OP-ED: Take Note of New Privacy and Security Protections
Kristen G. Hilton
Published in the Daily Journal of Commerce
Businesses operating in Oregon should be aware of three changes to the state's privacy and security laws. Employees' personal social media accounts now have increased protections, state authorities now must be notified of data breaches, and prohibitions against collecting and sharing student data will soon take effect.
Protections for employees' personal social media accounts
Since 2014, Oregon employers have been prohibited from requesting an employee's or applicant's social media username or password, requiring an employee or applicant to add the employer to his or her social media contacts, compelling an employee or applicant to access a personal social media account in front of the employer, or retaliating against an employee or applicant for refusing to do so. As of Jan. 1, employers must comply with additional restrictions when it comes to their employees' social media accounts.
The new provisions, aimed at protecting an employee's right not to engage in social media, prohibit employers from requiring or requesting an employee or applicant to establish or maintain a personal social media account. An employer also cannot require an employee or applicant to authorize the employer to advertise on the employee or applicant's personal social media account.
A "personal" social media account refers to one that is used by an employee or applicant exclusively for personal purposes unrelated to any business purpose of the employer or prospective employer, and that is not provided by or paid for by the employer or prospective employer.
While several states have laws concerning employee privacy in social media, Oregon is the first to adopt these protections.
Expanded data breach law
An updated data breach law took effect on Jan. 1. The amendments to Oregon's Consumer Identity Theft Protection Act expand the definition of "personal information," mandate notification of a data breach to Oregon's Attorney General, and permit civil enforcement actions by state and local law enforcement personnel.
The CITP Act, originally passed in 2007, requires a person who owns, maintains or otherwise possesses data that includes a consumer's "personal information" used in the course of the person's business, implement reasonable safeguards to protect the security, confidentiality and integrity of such personal information. As of Jan. 1, the "personal information" covered by the CITP Act includes biometric, health insurance and medical information.
In the event of a breach that materially compromises the security, confidentiality or integrity of such personal information, the impacted business must notify every affected consumer (individual Oregon residents). For breaches that occur on or after Jan. 1, notice must also be sent in writing or electronically to Oregon's attorney general if the number of Oregon residents to whom notice is sent exceeds 250. All notices must be given in the most expeditious manner possible, without unreasonable delay, unless law enforcement requests a delay.
The amendments also add a new provision that makes a violation of the CITP Act an unlawful practice under Oregon's Unlawful Trade Practices Act. This means that businesses that fail to properly safeguard personal information or comply with the mandatory notification requirements could be subject to civil actions by either the attorney general or local district attorneys. While private individuals do not have a right to sue directly for violation of these laws, they could seek recovery based on other legal theories (such as breach of contract).

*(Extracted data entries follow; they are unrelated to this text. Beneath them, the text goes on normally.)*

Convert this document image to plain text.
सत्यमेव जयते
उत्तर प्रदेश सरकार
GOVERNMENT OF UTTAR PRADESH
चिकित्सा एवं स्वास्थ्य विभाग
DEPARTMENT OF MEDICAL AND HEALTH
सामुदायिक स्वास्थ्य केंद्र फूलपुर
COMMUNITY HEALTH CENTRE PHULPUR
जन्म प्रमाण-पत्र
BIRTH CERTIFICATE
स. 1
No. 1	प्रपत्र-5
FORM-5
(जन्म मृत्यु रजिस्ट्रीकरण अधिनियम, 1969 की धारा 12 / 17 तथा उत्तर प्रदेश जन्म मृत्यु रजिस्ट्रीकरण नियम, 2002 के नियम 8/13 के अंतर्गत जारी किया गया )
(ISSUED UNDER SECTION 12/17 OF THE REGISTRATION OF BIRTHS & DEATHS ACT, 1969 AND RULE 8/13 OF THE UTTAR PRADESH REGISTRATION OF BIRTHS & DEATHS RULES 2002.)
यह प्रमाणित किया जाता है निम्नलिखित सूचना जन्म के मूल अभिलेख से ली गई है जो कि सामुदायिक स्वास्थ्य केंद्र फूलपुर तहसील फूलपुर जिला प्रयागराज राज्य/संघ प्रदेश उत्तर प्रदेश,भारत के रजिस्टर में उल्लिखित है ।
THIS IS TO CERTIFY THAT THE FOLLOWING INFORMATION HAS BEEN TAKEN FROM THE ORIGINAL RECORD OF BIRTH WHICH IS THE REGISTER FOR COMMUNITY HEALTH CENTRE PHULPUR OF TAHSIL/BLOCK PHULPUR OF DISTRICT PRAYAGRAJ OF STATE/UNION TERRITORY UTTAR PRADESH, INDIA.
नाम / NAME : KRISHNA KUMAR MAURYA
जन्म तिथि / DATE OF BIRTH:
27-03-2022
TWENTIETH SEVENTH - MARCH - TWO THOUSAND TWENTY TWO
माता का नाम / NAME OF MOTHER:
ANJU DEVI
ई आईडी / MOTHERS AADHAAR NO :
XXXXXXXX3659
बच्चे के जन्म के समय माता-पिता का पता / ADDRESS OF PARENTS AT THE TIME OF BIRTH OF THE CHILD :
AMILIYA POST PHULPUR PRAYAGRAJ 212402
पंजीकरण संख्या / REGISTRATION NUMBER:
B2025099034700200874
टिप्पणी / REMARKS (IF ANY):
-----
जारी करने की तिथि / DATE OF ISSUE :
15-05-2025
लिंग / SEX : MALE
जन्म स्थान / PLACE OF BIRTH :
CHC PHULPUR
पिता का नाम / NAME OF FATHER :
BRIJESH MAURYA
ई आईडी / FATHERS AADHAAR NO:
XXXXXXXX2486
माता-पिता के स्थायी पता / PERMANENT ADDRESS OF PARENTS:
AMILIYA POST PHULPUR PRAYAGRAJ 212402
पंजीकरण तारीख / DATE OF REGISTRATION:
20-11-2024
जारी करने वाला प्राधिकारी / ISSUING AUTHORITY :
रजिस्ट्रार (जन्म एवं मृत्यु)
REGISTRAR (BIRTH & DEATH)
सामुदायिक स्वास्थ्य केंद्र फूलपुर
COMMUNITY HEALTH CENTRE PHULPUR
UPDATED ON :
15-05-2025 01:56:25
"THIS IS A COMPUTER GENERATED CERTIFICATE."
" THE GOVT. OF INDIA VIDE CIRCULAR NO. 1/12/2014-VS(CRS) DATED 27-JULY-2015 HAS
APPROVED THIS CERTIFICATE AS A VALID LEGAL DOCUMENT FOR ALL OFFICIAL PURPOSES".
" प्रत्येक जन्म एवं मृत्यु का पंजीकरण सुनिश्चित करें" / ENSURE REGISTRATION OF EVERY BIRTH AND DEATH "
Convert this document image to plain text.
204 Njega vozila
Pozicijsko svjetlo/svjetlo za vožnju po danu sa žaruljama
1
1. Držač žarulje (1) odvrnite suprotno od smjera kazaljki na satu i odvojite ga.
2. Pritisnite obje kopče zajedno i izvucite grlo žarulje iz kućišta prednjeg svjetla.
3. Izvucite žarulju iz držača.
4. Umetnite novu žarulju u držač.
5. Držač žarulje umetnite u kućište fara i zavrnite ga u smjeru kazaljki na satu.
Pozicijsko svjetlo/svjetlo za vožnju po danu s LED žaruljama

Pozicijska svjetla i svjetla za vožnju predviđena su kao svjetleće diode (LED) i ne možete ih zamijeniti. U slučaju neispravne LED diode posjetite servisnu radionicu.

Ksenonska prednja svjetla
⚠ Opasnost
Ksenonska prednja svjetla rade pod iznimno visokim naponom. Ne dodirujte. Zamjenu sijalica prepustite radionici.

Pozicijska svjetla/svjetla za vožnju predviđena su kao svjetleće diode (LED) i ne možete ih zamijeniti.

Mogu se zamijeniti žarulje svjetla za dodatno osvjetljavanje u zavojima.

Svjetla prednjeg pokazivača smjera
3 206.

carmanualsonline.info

New privacy safeguards for student information
Effective July 1, 2016, businesses in the "Ed Tech" industry – education-focused technology service providers – will be subject to a new privacy law governing K-12 student data. The Oregon Student Information Protection Act, modeled after a California law, prohibits Ed Tech providers from selling student data and using such information to target advertising to students or to "amass a profile" on any particular student for non-educational purposes. The law also requires Ed Tech providers to maintain adequate security procedures and to delete student information at the request of a school or district. The type of information covered by the law includes the student's name, address, phone number, email address and information contained in their emails, discipline records and test results.
Ed Tech providers are still permitted to use covered information to develop and improve their own products and services, and may disclose anonymous student data for marketing and other enumerated purposes. Violators may be prosecuted by the Oregon attorney general for unfair business practices relating to data created, provided or gathered after July 1, 2016.
Washington passed a similar student privacy law that goes into effect the same day as Oregon's law. Ed Tech providers that operate in both states should educate themselves on key differences between the statutes. For example, Washington does not make exceptions for "de-identified" or anonymous student data. In addition, Washington prohibits some targeted advertising to students that Oregon expressly permits. Schools and school districts should also be cognizant of the new requirements and ensure that their vendors' policies and procedures are compliant.